L'asthme est dû à une sensibilité exagérée des bronches à plusieurs facteurs. Normalement, lors de l'inspiration, l'air est amené dans les alvéoles pulmonaires pour apporter au sang et aux cellules l'oxygène dont nous avons besoin. Il y est conduit par un système de tuyaux (la trachée et les bronches) entourés de muscles (comme des lacets).
Chez une personne en bonne santé, les bronches restent suffisamment ouvertes pour permettre une inspiration et une expiration libres et faciles, ne demandant aucun effort particulier.
Chez l'asthmatique, il se produit une contraction des muscles et une inflammation plus ou moins importante à la surface des bronches, ce qui engendre un rétrécissement des voies respiratoires. L'air ne passe plus que difficilement.

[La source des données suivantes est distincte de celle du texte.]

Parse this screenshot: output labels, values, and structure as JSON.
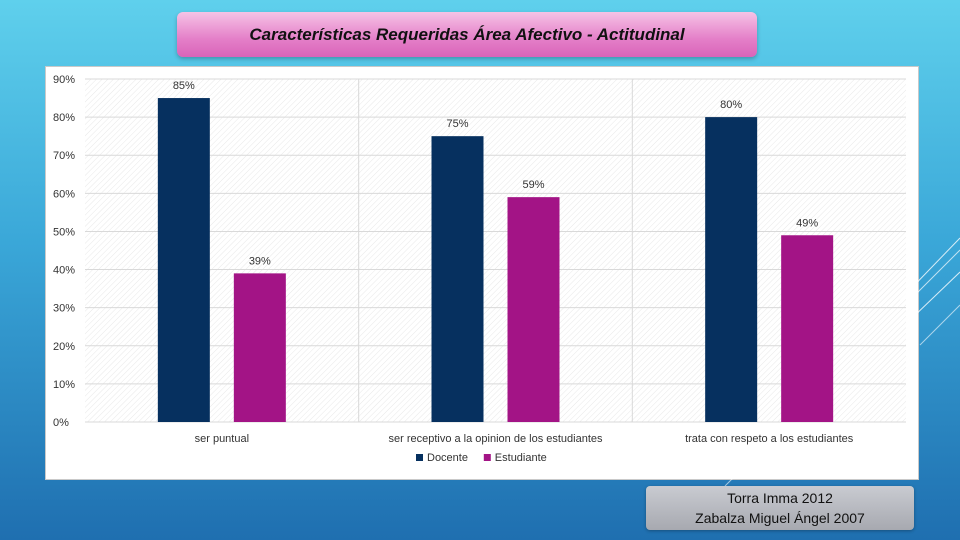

L'asthmatique en crise a des difficultés à inspirer et surtout à expirer l'air contenu dans ses poumons, comme s'il respirait au travers d'une petite paille. Un sifflement accompagne cette gêne et témoigne du rétrécissement de ses bronches. L'air est emprisonné dans la poitrine, le thorax est bloqué. Cette sensation s'accompagne d'une toux irritante et quelquefois d'un sentiment d'anxiété. Elle ne peut pas se comparer à l'essoufflement dû à l'effort, bien que l'exercice puisse provoquer une crise chez certains asthmatiques.
Quel que soit le mécanisme de déclenchement, l'asthme est reconnu aujourd'hui comme une maladie inflammatoire, d'où l'importance des médicaments anti-inflammatoires dans le traitement quotidien de l'asthme et pour guérir des crises aiguës.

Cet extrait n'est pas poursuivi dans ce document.